Michael Ketcha received the Young Scientist Award at the 2017 SPIE Medical Imaging Conference in Orlando FL for his paper entitled “Fundamental limits of image registration performance:effects of image noise and resolution in CT-guided interventions.” (Abstract Link)
Michael’s research tackles a largely unanswered, fundamental question in image science: How does the accuracy of image registration depend on image quality? His work yields a theoretical analysis that relates the lower bound in registration accuracy to the spatial resolution and noise in the underlying images, providing new insight on imaging techniques for image-guided interventions.
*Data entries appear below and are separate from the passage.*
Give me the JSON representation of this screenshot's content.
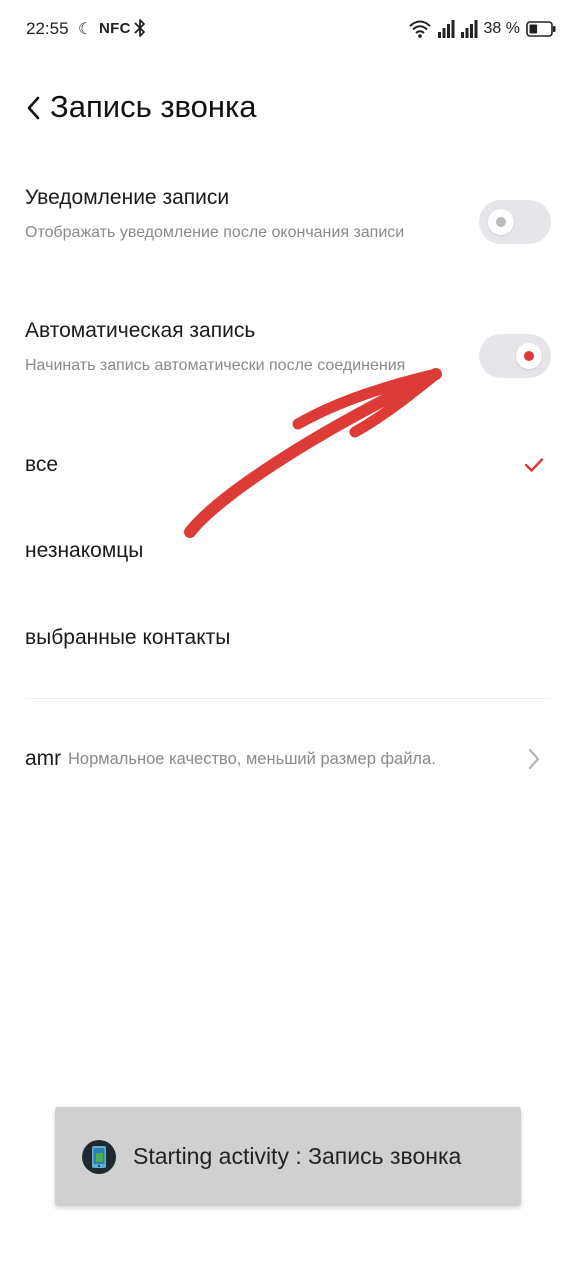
{
  "status_bar": {
    "time": "22:55",
    "nfc": "NFC",
    "battery_text": "38 %",
    "icons": [
      "moon-icon",
      "bluetooth-icon",
      "wifi-icon",
      "signal-icon",
      "signal-icon",
      "battery-icon"
    ],
    "battery_level": 0.38
  },
  "header": {
    "title": "Запись звонка",
    "back_icon": "chevron-left-icon"
  },
  "settings": {
    "notification": {
      "title": "Уведомление записи",
      "subtitle": "Отображать уведомление после окончания записи",
      "enabled": false
    },
    "auto_record": {
      "title": "Автоматическая запись",
      "subtitle": "Начинать запись автоматически после соединения",
      "enabled": true
    },
    "choices": [
      {
        "label": "все",
        "selected": true
      },
      {
        "label": "незнакомцы",
        "selected": false
      },
      {
        "label": "выбранные контакты",
        "selected": false
      }
    ],
    "format": {
      "name": "amr",
      "description": "Нормальное качество, меньший размер файла."
    }
  },
  "toast": {
    "text": "Starting activity : Запись звонка",
    "icon": "phone-app-icon"
  },
  "colors": {
    "accent": "#e0363a",
    "annotation_arrow": "#dd3b35",
    "toggle_track": "#e6e6ea",
    "secondary_text": "#8a8a8a",
    "toast_bg": "#d0d0d0"
  }
}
“While imaging performance is fairly well understood for detection and discrimination tasks,” says Michael, “comparatively little has been done to relate image quality factors to the task of image registration.” For CT and cone-beam CT-guided interventions, the methods derived in Michael’s work could lead to methods that involve much lower dose than conventionally used for image visualization but are still well suited to image registration. The work includes analysis of the robustness of various similarity metrics against image quality degradation and reveals a method for optimizing post-processing to minimize registration errors.
The Young Scientist Award recognizes outstanding work by early career researchers in the SPIE Medical Imaging conference on Image-Guided Procedures, Robotic Interventions, and Modeling. Michael Ketcha is a PhD student in Biomedical Engineering at Johns Hopkins University, advised by Dr. Jeff Siewerdsen in the I-STAR Lab and Carnegie Center for Surgical Innovation.